Mohamed Abrini menace de garder le silence jusqu’à la fin du procès en raison de ses conditions de transfert

L'accusé Mohamed Abrini a demandé à prendre la parole, lundi peu après 12h00, au procès des attentats du 22 mars 2016 devant la cour d'assises de Bruxelles, pour dénoncer les conditions de son transfert de la prison de Haren au Justitia. "On vous humilie, on vous met à nu, vous avez un bandeau sur les yeux et de la musique satanique à fond dans les oreilles", a-t-il fustigé, disant "avoir le sang qui bouillonne".

"J'ai entendu dire qu'il n'y avait pas de vengeance dans notre Etat, ça ne passe pas. Ça fait sept ans qu'on subit votre vengeance", affirme Mohamed Abrini.
"Je ne répondrai à aucune question si ça se passe comme ça", a averti l'accusé. "Je prends sur moi pour être là, mais ce sont des choses qui ne se font pas.

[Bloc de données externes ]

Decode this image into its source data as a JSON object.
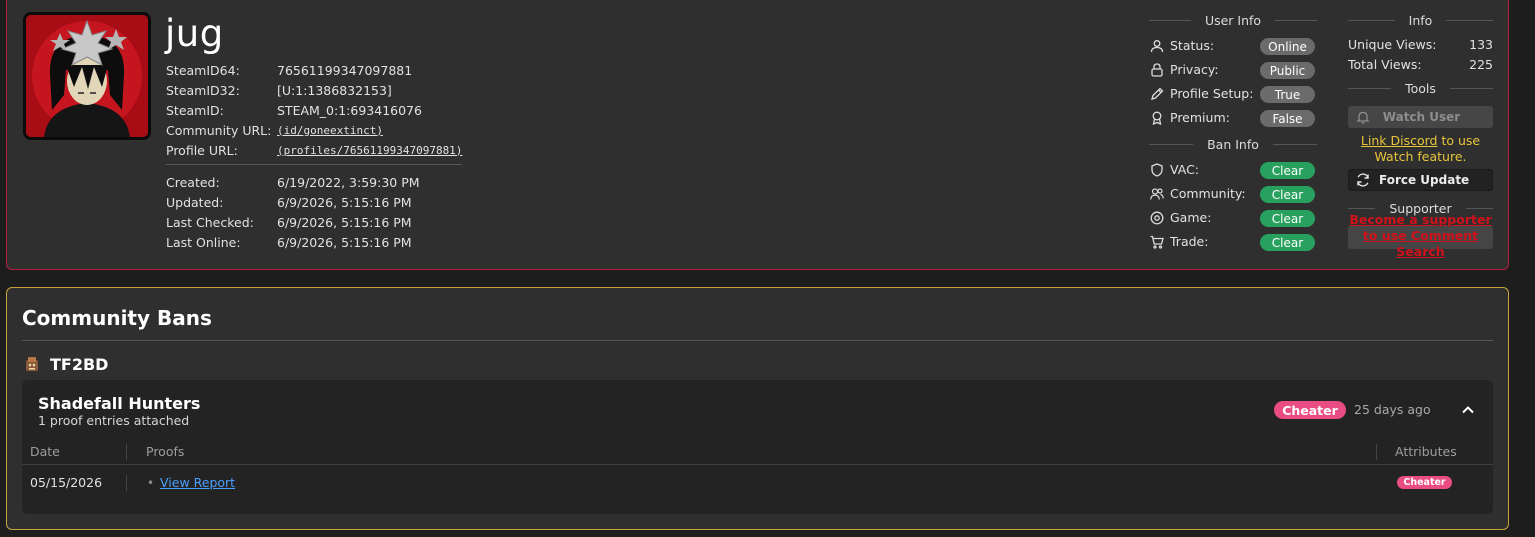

En France [au procès des attentats à Paris, NDLR], on a été respecté. Les choses doivent changer ou je garderai le silence jusqu'à la fin du procès", a-t-il prévenu.
Les conditions de transfert ne sont pas de la compétence de la cour d'assises, lui a répondu sa présidente Laurence Massart, ajoutant que "les procureurs (fédéraux) vous ont entendu".

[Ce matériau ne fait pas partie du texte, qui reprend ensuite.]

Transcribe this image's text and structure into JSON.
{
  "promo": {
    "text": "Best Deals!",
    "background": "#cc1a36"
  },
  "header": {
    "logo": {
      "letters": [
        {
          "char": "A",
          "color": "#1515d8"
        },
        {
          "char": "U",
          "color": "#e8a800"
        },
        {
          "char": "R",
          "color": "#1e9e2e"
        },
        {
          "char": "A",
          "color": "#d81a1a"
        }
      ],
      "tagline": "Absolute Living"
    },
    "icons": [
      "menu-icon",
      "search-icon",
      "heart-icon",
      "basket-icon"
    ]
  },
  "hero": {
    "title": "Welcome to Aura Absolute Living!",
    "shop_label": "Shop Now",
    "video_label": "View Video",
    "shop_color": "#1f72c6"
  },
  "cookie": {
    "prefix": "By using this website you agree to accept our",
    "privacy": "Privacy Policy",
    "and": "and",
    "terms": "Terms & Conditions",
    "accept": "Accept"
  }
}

Ceux-ci ont alors pris la parole pour préciser que les conditions dénoncées ne ressortaient pas de leur compétence non plus. Elles ont été décidées sur base d'évaluations administratives, en tenant compte de la sécurité des détenus, de leurs proches (c'est-à-dire de leurs avocats) et de la police elle-même, a expliqué le procureur Bernard Michel. Il a assuré à Mohamed Abrini que ses doléances seraient relayées.
 

L'avocat d'Ali El Haddad Asufi abonde dans le même sens

Dans la foulée, Jonathan De Taye, avocat d'Ali El Haddad Asufi, a abondé dans le sens de Mohamed Abrini. Il a dénoncé les fouilles anales dont son client est l'objet chaque jour de transfert. Cela alors qu'il n'a rien dans sa cellule, qu'il est détenu dans un quartier de haute sécurité à la prison de Haren et qu'il ne voit aucun autre détenu, a-t-il insisté. "Ces gens vont accepter ça tous les jours?!", a-t-il interpellé la présidente.

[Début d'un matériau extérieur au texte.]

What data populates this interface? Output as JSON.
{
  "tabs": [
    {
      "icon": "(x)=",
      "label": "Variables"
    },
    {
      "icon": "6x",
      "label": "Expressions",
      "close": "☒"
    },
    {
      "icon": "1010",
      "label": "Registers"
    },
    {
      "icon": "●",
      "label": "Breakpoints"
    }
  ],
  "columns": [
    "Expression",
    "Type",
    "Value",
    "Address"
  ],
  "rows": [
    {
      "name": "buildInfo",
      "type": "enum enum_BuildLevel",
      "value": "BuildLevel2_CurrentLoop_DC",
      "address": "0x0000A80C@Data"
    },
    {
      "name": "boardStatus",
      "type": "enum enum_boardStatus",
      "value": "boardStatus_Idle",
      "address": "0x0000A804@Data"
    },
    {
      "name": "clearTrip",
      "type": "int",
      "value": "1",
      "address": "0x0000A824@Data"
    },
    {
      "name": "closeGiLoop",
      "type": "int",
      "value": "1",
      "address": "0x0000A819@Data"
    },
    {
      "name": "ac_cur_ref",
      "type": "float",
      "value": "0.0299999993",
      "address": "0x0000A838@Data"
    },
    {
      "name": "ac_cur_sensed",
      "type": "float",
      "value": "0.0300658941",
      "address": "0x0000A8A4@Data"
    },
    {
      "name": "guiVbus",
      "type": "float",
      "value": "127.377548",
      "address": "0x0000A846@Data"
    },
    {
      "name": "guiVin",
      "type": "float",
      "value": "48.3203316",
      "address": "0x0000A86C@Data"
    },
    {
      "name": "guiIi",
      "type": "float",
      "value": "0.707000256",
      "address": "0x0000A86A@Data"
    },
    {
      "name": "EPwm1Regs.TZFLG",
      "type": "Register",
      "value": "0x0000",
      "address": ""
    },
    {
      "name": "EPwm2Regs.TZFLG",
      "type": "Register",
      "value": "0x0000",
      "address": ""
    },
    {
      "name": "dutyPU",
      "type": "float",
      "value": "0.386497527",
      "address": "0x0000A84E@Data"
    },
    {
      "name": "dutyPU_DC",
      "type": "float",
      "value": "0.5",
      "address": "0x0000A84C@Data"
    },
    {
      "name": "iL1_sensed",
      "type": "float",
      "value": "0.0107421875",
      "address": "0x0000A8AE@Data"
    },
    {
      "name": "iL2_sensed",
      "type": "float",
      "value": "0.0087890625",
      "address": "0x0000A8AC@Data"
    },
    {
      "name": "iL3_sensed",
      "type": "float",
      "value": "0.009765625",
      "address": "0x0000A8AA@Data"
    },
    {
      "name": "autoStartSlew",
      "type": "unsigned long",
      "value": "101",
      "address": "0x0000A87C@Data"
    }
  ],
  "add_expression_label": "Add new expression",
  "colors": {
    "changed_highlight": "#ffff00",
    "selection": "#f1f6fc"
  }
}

L'avocat demande dès lors des conditions dignes pour ce procès, à l'image de ce qu'il s'est passé à Paris. "Si les conditions de détention ne sont pas dignes, le procès n'est pas digne", a encore lancé Me De Taye.

Au regard de ces conditions, l'avocat a annoncé qu'il enverrait ce lundi une lettre de mise en demeure aux ministres de la Justice Vincent Van Quickenborne et de l'Intérieur Annelies Verlinden. S'ils ne réagissent pas, Jonathan De Taye introduira un référé et demandera à suspendre les débats dans l'intervalle.

Il est enfin apparu qu'une lettre écrite notamment par Me Paci, l'avocate de Salah Abdeslam, a été adressée au parquet ainsi qu'aux ministres de l'Intérieur et de la Justice pour demander une amélioration des conditions de détention des accusés.